An Easter Egg Hunt
Momma was getting me ready for a special day at school. My second grade class was to have an Easter party before class was dismissed for the day but class would be over at the regular time. Momma combed my hair, as if it would stay combed for more than a few minutes. She saw to it that I wore my best shorts; I’d much rather have worn long pants like the big boys. She made me put on shoes and socks; it was too early in the season for going barefooted she said. She sent me off down the road, lunch in hand telling me to be a nice boy.
It seemed to me that the teacher would have been better served to have not mentioned that we were to have a little party later in the day. The children seemed restless as if waiting for something momentous to happen. Time dragged on until soon after lunchtime.
“All right class, line up and follow me.” The teacher said as the class followed out of the school building in a line of two and three abreast. A walk of two or three hundred yards led to a park-like clearing at the edge of a woods. It was a grassy area the size of a large back yard. The grass was springtime green with many tufts of longer grass and small shrubs scattered throughout. A small clear and shallow stream flowed alongside the area.
“’Boys and girls, I heard that someone has hidden a big basket of colored eggs somewhere in this grassy place. I’ll pass out some bags for you, then you may start your Easter egg hunt. There are none in the woods. Have fun!” And we were off and hunting.
“I found one” “A green one,” “Here’s a blue one,” ”Yellow,” went up cheers of glee. Even I found two or three for my bag. It seemed the girls were finding most of the eggs. I looked under a little shrub at the edge of the grass, but I didn’t see an egg; instead I saw a snake that seemed much bigger than it was, sunning itself in the warm spring sunshine. I stepped back, the little black snake slithered off into the woods, and I wet my pants. With that, my hunt was over. Hoping that nobody noticed the color difference in my pants leg, I made my way to the little brook, took off my shoes and socks, left them with my eggs and waded in the shallow water. The water flowed over a flat bed of rounded gravel, only about two inches deep and produced a pattern of ripples on the surface. The cool water felt good on my feet and made an interesting pattern as it slid across the gravel. What I didn’t notice was that the sight was also mesmerizing, and the next thing I knew I was sitting on that handsome bed of gravel with the water all around. I didn’t really mean to sit down in the brook, but at least no one would notice a wet streak down my leg.

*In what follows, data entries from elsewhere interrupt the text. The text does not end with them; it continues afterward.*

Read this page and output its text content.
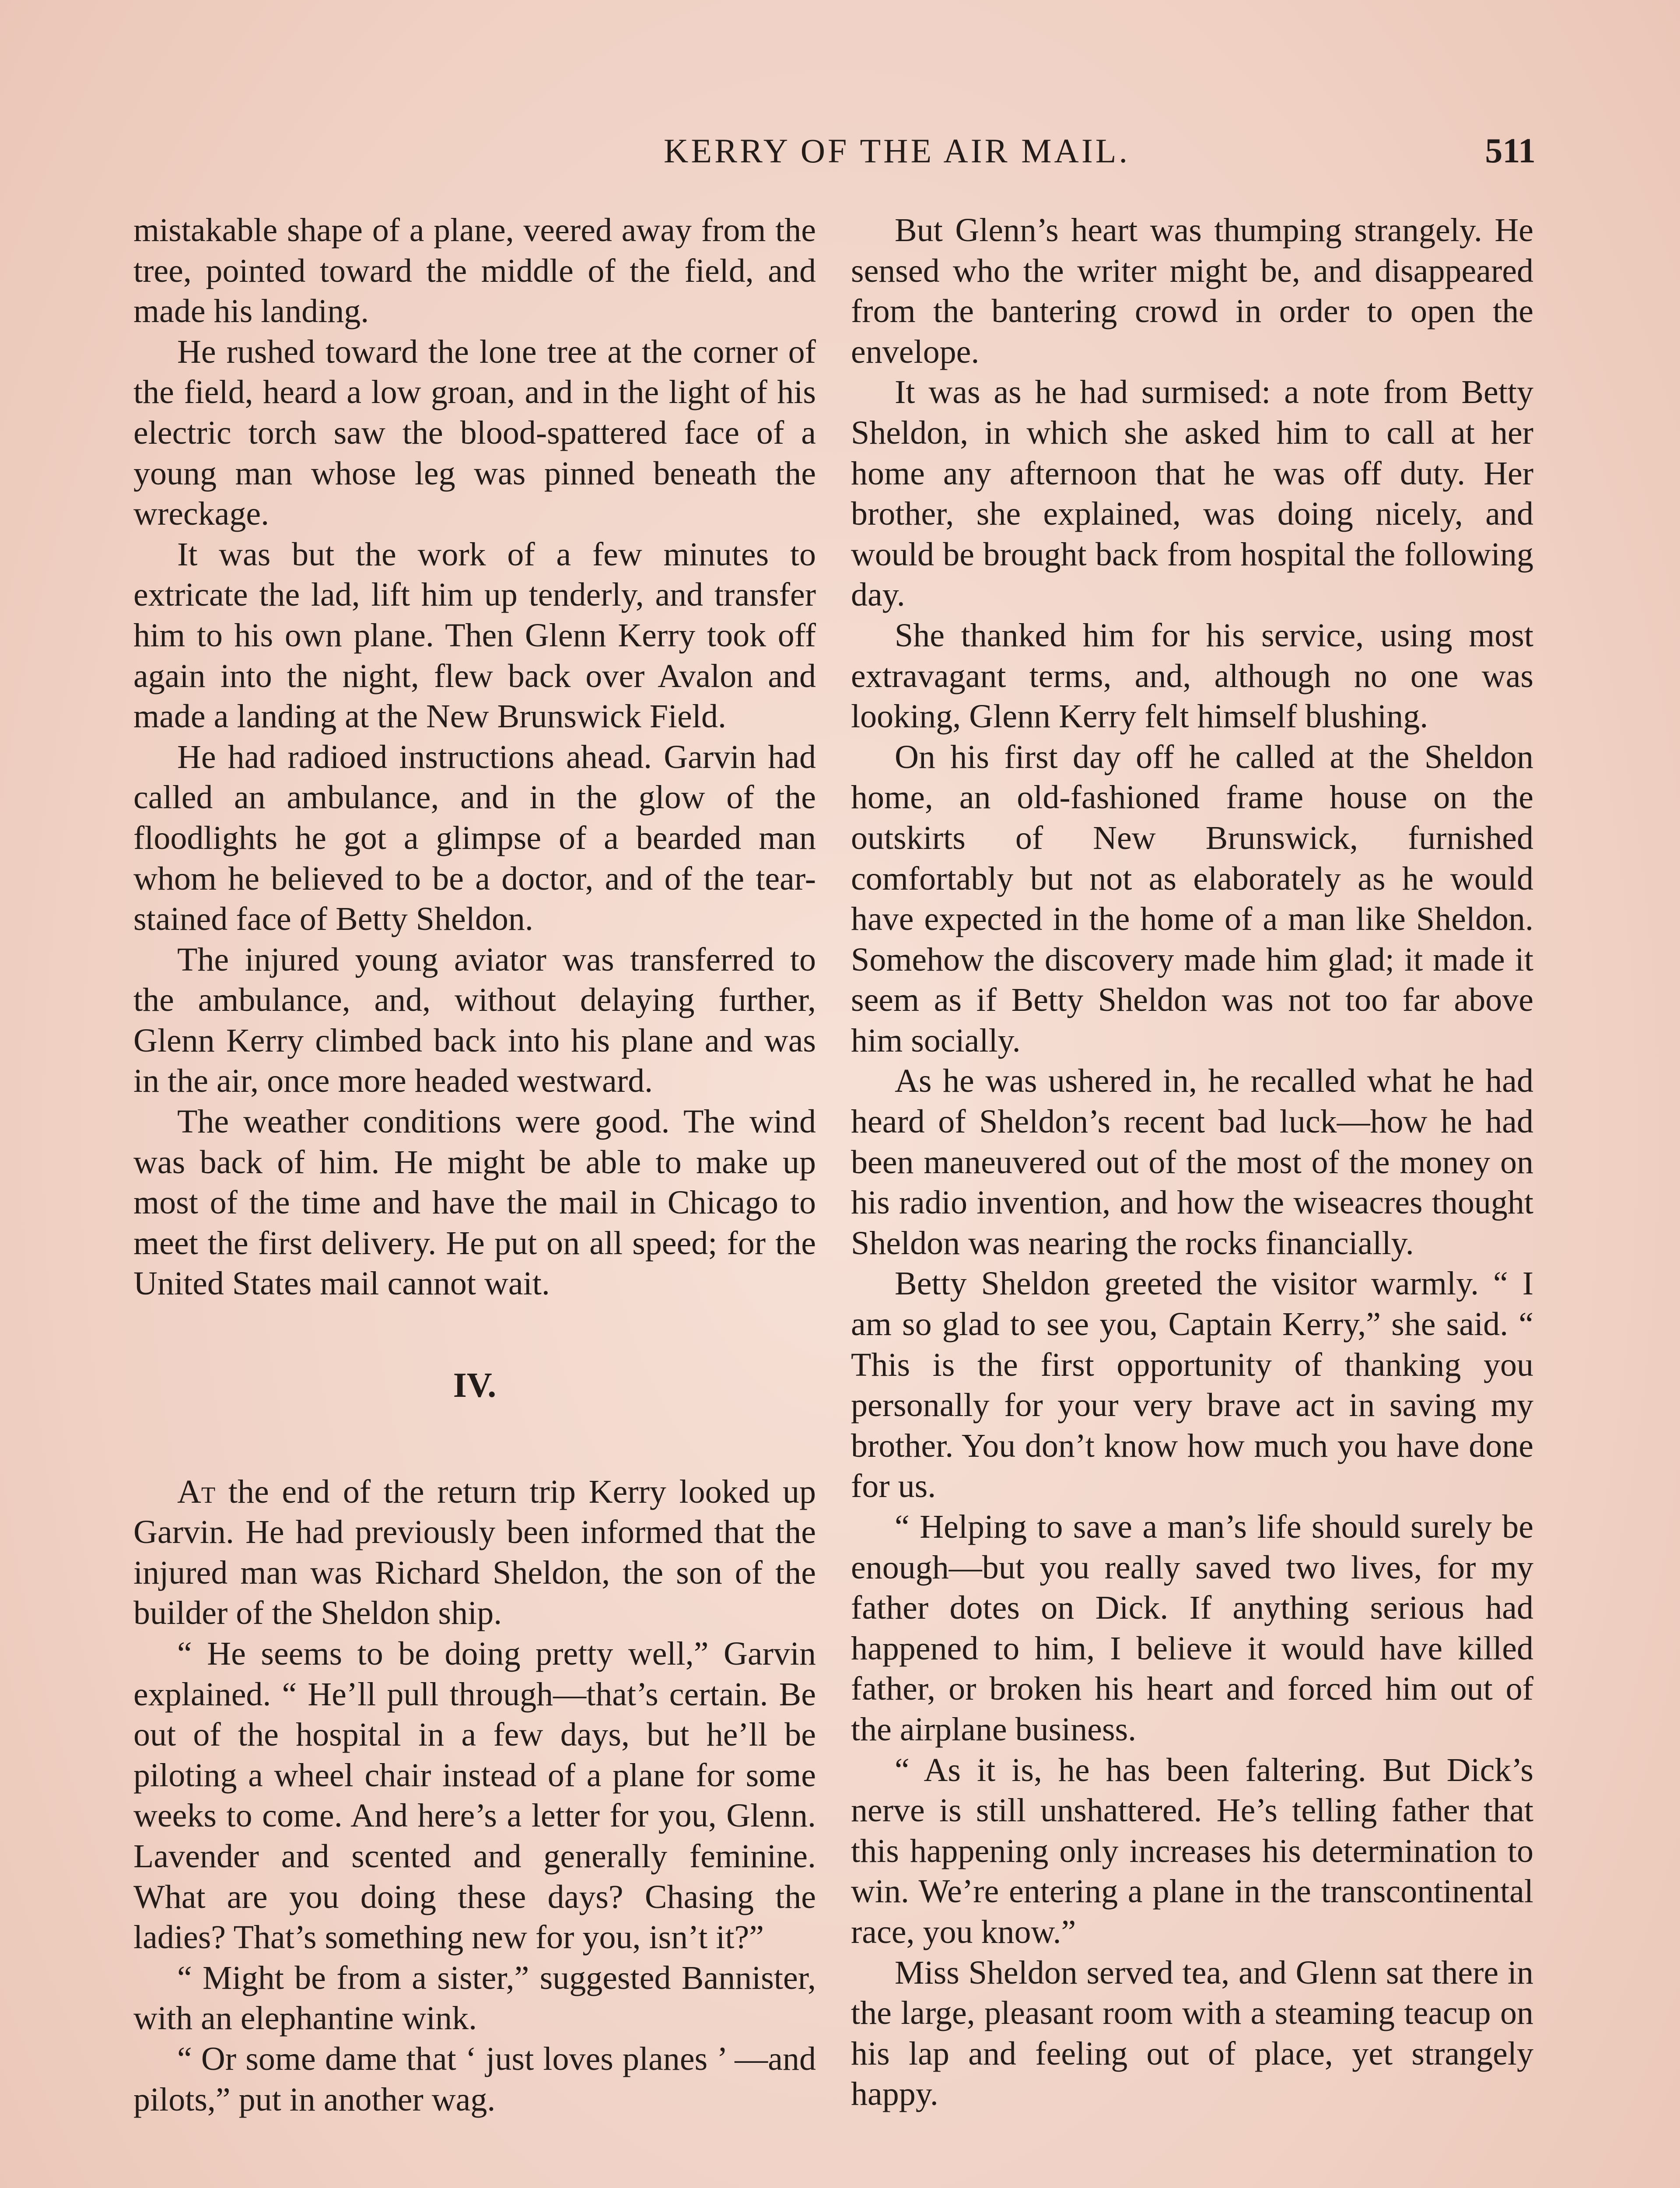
KERRY OF THE AIR MAIL.	511

mistakable shape of a plane, veered away from the tree, pointed toward the middle of the field, and made his landing.

He rushed toward the lone tree at the corner of the field, heard a low groan, and in the light of his electric torch saw the blood-spattered face of a young man whose leg was pinned beneath the wreckage.

It was but the work of a few minutes to extricate the lad, lift him up tenderly, and transfer him to his own plane. Then Glenn Kerry took off again into the night, flew back over Avalon and made a landing at the New Brunswick Field.

He had radioed instructions ahead. Garvin had called an ambulance, and in the glow of the floodlights he got a glimpse of a bearded man whom he believed to be a doctor, and of the tear-stained face of Betty Sheldon.

The injured young aviator was transferred to the ambulance, and, without delaying further, Glenn Kerry climbed back into his plane and was in the air, once more headed westward.

The weather conditions were good. The wind was back of him. He might be able to make up most of the time and have the mail in Chicago to meet the first delivery. He put on all speed; for the United States mail cannot wait.

IV.

At the end of the return trip Kerry looked up Garvin. He had previously been informed that the injured man was Richard Sheldon, the son of the builder of the Sheldon ship.

“ He seems to be doing pretty well,” Garvin explained. “ He’ll pull through—that’s certain. Be out of the hospital in a few days, but he’ll be piloting a wheel chair instead of a plane for some weeks to come. And here’s a letter for you, Glenn. Lavender and scented and generally feminine. What are you doing these days? Chasing the ladies? That’s something new for you, isn’t it?”

“ Might be from a sister,” suggested Bannister, with an elephantine wink.

“ Or some dame that ‘ just loves planes ’ —and pilots,” put in another wag.

But Glenn’s heart was thumping strangely. He sensed who the writer might be, and disappeared from the bantering crowd in order to open the envelope.

It was as he had surmised: a note from Betty Sheldon, in which she asked him to call at her home any afternoon that he was off duty. Her brother, she explained, was doing nicely, and would be brought back from hospital the following day.

She thanked him for his service, using most extravagant terms, and, although no one was looking, Glenn Kerry felt himself blushing.

On his first day off he called at the Sheldon home, an old-fashioned frame house on the outskirts of New Brunswick, furnished comfortably but not as elaborately as he would have expected in the home of a man like Sheldon. Somehow the discovery made him glad; it made it seem as if Betty Sheldon was not too far above him socially.

As he was ushered in, he recalled what he had heard of Sheldon’s recent bad luck—how he had been maneuvered out of the most of the money on his radio invention, and how the wiseacres thought Sheldon was nearing the rocks financially.

Betty Sheldon greeted the visitor warmly. “ I am so glad to see you, Captain Kerry,” she said. “ This is the first opportunity of thanking you personally for your very brave act in saving my brother. You don’t know how much you have done for us.

“ Helping to save a man’s life should surely be enough—but you really saved two lives, for my father dotes on Dick. If anything serious had happened to him, I believe it would have killed father, or broken his heart and forced him out of the airplane business.

“ As it is, he has been faltering. But Dick’s nerve is still unshattered. He’s telling father that this happening only increases his determination to win. We’re entering a plane in the transcontinental race, you know.”

Miss Sheldon served tea, and Glenn sat there in the large, pleasant room with a steaming teacup on his lap and feeling out of place, yet strangely happy.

“Ralph Donald, get out of the water and put your shoes on; it’s time to go back to the school,” said the teacher who didn’t have any kind words for me. All the way back I was thinking about a former outing where I didn’t get wet.
On the side of a ridge near home there was an outcropping of sandstone that formed a bed of sand left under it by erosion of the outcropping. The sand was always dry in its sheltered place, and an ideal place for doodlebugs. Mainly undisturbed by wind and rain the doodlebug lived in his quiet, peaceful corner of the world. I was not content to let him go on so quietly. I crawled in near his abode and called to him and his neighbors, “Doodlebug, doodlebug, stick out your head and I’ll give you a piece bread.” He wouldn’t stick out his head.
Here’s a word of explanation for anyone not familiar with the doodlebug. He is a small bug, maybe an insect, as much as half an inch long. He has strong kicking legs. He borrows in the dry sand and kicks grains of sand away from himself until he has formed a cone-shaped pit about an inch deep around himself. He then resides at the bottom waiting for his dinner to arrive. He is known as an ant lion. Should an ant have the misfortune to wander to the edge of the pit he becomes a meal for the doodlebug. The ant cannot gain traction in the sloping sand and can move only toward his doom at the bottom of the pit.
How could I tell that a doodlebug was at home? Evidently the sound of my voice signaled movement in the sand and alerted him to position himself for a potential dinner. If the voice call didn’t work I could usually draw him out of the sand with a small straw that he would grab onto while I pulled him out of the sand to get a look at him. I always wondered how the doodlebug ever got out of his hole. Maybe he never had the desire to escape. After my doodlebug outing I may have been a bit dirty, as young boys often get but I was dry.
The walk back to the schoolhouse didn’t dry my pants but it was nearly time to go home and I didn’t have long to suffer. On the way home, despite being still wet, I didn’t have to tell Momma about my adventure with the little snake: well, not all of it.